Sunday, April 11, 2010

Cycles

Shrubs and trees explode in color. Forest flowers open to the unrestrained sun even as leaves emerge from tight buds to eventually shade out the forest floor. Everything is so familiar to me despite the three seasons we’ve been through since then. The script is the same even when the players differ.

That’s true in broad strokes. Late snow cover, early warm days – you can ignore climate change and still the stresses on living things are always at least subtly different this year from last year. Our feelings on the climate are skewed by the present, but trends can involve decades and more. So-called hundred year floods influence real locations of nutrients and plants.
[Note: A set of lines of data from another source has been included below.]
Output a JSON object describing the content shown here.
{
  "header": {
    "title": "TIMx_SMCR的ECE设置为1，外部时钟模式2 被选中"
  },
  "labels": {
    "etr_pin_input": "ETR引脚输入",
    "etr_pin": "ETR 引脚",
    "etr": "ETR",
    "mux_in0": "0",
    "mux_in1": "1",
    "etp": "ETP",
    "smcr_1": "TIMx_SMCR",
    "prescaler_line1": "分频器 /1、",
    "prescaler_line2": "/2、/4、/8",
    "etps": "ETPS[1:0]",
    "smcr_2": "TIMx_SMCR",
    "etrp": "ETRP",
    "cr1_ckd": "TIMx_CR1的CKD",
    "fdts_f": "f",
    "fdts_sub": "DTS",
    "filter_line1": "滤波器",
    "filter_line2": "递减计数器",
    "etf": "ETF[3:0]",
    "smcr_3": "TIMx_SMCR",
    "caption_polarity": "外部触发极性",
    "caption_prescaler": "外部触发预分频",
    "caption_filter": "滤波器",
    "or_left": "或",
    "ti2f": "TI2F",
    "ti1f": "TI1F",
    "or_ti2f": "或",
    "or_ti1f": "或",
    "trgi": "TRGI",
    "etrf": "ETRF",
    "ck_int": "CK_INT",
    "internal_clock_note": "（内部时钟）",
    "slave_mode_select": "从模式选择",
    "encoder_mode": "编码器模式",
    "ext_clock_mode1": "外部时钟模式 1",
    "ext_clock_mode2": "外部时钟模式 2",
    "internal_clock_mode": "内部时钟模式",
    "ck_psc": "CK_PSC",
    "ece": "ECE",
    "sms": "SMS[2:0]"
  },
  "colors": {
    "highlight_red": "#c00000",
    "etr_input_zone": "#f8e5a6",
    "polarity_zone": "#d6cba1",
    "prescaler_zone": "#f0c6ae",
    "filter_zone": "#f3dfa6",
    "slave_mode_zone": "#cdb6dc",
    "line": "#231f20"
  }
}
Our understanding is limited by the time frames individuals operate on, and since we may not experience rare events multiple times in our lifetime (or our working adult life) we’re often surprised by happenings that are frequent on a geologic time scale.

Crucial events often happen quickly, rarely, and in random places. Predation is like that. So many adaptations are meant to avoid predation, yet actually observing one animal killing another can take a lot of work and luck. Especially with larger carnivores which need to eat less often than a phoebe catching bugs out of the air. The only evidence left may be tufts of bloody fur, clumps of plucked feathers, or unpalatable dragonfly wings as delicate as gossamer.
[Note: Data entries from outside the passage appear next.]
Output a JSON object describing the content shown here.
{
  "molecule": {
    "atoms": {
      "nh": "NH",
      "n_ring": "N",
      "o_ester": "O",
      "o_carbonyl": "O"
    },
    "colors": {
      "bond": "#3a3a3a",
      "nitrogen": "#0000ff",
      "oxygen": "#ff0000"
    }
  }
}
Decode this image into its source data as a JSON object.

The world around us is shaped by unseen events and the long-term action of natural laws. History echoes in DNA, dramas played out over eons. Species dance together, for example flowers and their pollinators. Sometimes both groups mutually benefit from their interactions and sometimes one group tries to gain unfair advantages. Other dances are purely antagonistic, like when plants develop defenses to ward off herbivores. Even here competition can become cooperation, as when the toxin caffeine causes humans to spread coffee plants across the tropics.

The history explaining why a community lives in a specific area is also grand compilation of individual stories. Skunk cabbage seeds are swept along by streams, aspen seeds on the wind. Shakespeare enthusiasts import European starlings which now flourish in our fields and cities. Ants carry trillium seeds along through the forest. The world around us has always been in flux, just sometimes in more extreme ways than others.

3 comments:

Michellemo said...

I didn't realize that caffeine was a defensive chemical.

Clara MacCarald said...

Caffeine, nicotine, capsaicin, theobromine (mmm, chocolate)... Many interesting plant chemicals had origins in defense. Only later did their role expand to include enthralling humans into propagating and tending the plants.

Laura said...

There does seem to be a tendency to see things that happen outside of my human time frame as isolated events rather than part of a larger cycle. I think it makes us feel small to think of geologic time or evolutionary time. It's one of those things that can be comforting or scary depending on the mood and how you think about it.